Rapat yang dihadiri sejumlah instansi terkait itu membahas persoalan sengketa lahan antara H. Slamet Warsito, selaku pengembang perumahan Graha Mina Sutera dengan Sujarsi, yang mengklaim sebagai pembeli melalui lelang dan pemohon eksekusi di Pengadilan Negeri (PN) Pati.
Dalam rapat tersebut, masing-masing pihak menyampaikan pandangan hukumnya. H. Slamet Warsito berpendapat, eksekusi seharusnya ditunda karena objek sengketa masih dalam perkara lain, yakni di Pengadilan Tata Usaha Negara (PTUN) Semarang dengan Nomor Perkara 12/G/2026/PTUN.Smg.
Sementara itu, pendamping hukum Sujarsi, Riyanta, S.H., menegaskan proses perkara di PTUN tidak menjadi dasar penundaan eksekusi. Menurutnya, pelaksanaan eksekusi hanya dapat ditunda atau dibatalkan apabila terdapat perlawanan (verzet) atau gugatan dari pihak lain yang disertai bukti kepemilikan yang sah, seperti sertifikat hak atas tanah.

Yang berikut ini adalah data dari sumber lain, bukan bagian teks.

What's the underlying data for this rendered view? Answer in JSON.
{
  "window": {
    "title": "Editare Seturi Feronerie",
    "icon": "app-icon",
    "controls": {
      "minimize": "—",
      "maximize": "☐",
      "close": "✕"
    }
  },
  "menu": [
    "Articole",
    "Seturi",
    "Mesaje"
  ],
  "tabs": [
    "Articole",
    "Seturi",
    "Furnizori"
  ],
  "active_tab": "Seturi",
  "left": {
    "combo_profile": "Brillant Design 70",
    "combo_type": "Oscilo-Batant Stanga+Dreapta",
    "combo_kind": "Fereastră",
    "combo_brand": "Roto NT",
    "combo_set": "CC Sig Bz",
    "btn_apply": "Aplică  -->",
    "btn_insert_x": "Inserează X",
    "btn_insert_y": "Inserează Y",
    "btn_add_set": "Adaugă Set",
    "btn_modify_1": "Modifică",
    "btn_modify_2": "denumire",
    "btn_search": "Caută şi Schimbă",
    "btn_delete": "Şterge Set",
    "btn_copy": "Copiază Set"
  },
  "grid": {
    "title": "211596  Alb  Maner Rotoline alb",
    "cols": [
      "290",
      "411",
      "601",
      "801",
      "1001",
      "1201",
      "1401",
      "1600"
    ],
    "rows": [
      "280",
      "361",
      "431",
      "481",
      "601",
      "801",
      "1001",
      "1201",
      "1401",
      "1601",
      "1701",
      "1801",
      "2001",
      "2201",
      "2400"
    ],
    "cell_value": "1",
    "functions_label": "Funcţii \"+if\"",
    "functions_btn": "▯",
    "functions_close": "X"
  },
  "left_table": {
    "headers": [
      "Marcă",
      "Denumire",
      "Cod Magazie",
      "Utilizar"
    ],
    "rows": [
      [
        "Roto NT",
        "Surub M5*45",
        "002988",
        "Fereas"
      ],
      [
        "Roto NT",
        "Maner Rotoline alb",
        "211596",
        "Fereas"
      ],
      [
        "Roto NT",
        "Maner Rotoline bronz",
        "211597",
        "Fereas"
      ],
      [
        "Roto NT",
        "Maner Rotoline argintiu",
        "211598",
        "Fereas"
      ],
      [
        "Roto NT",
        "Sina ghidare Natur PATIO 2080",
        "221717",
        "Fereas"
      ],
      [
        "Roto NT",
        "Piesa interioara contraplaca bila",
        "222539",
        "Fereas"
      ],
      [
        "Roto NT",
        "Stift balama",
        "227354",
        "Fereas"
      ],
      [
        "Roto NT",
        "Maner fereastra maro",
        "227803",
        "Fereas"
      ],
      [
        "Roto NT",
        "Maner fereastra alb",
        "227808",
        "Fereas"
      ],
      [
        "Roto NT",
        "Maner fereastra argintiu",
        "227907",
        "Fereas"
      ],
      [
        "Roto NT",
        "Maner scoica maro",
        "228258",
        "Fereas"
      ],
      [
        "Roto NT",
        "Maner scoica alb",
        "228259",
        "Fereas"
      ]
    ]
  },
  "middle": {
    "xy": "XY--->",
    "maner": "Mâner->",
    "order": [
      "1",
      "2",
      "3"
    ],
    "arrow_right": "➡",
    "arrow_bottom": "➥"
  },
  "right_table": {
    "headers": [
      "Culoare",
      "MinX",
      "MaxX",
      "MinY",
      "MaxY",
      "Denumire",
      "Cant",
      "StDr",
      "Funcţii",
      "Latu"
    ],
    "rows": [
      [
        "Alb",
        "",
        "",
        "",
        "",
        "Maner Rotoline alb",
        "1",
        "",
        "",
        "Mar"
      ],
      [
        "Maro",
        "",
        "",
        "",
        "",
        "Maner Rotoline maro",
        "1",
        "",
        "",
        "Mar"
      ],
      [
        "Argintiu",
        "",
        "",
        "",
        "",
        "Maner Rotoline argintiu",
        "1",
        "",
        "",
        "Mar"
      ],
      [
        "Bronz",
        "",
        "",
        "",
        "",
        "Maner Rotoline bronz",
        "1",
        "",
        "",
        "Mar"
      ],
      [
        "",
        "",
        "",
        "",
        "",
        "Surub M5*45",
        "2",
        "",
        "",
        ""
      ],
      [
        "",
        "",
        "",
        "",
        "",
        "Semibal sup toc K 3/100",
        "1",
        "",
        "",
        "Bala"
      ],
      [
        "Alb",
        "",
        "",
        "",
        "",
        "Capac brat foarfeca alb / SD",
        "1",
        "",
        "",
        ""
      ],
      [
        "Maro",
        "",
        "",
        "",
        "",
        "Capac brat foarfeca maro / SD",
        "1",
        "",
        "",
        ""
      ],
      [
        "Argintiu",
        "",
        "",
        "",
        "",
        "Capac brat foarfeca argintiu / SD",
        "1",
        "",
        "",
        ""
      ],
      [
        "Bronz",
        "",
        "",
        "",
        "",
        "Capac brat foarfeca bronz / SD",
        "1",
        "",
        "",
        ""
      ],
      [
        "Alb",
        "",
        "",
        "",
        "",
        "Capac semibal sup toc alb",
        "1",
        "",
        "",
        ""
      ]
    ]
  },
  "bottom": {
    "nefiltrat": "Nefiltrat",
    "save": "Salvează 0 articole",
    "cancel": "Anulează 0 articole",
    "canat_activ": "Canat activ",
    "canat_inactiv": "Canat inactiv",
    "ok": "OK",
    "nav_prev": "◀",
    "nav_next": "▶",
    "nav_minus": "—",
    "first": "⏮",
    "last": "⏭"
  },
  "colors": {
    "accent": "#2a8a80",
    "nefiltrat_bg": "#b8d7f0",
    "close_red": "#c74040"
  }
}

Pengadilan Negeri Pati, menurut Riyanta, tetap harus melaksanakan eksekusi objek sengketa yang telah dijadwalkan pada Kamis (23/07/26), pukul 09.00 WIB, berdasarkan permohonan sita eksekusi dari klien-nya.
Hingga berita ini diterbitkan, belum ada keterangan atau kesimpulan dari Kejaksaan Negeri Pati terkait forum pertemuan tersebut.
Termasuk keterangan pihak Pengadilan Negeri Pati terkait rincian teknis pelaksanaan eksekusi, juga belum terdapat keterangan.
Redaksi membuka ruang bagi seluruh pihak untuk memberikan tanggapan sebagai bagian dari prinsip pemberitaan yang berimbang.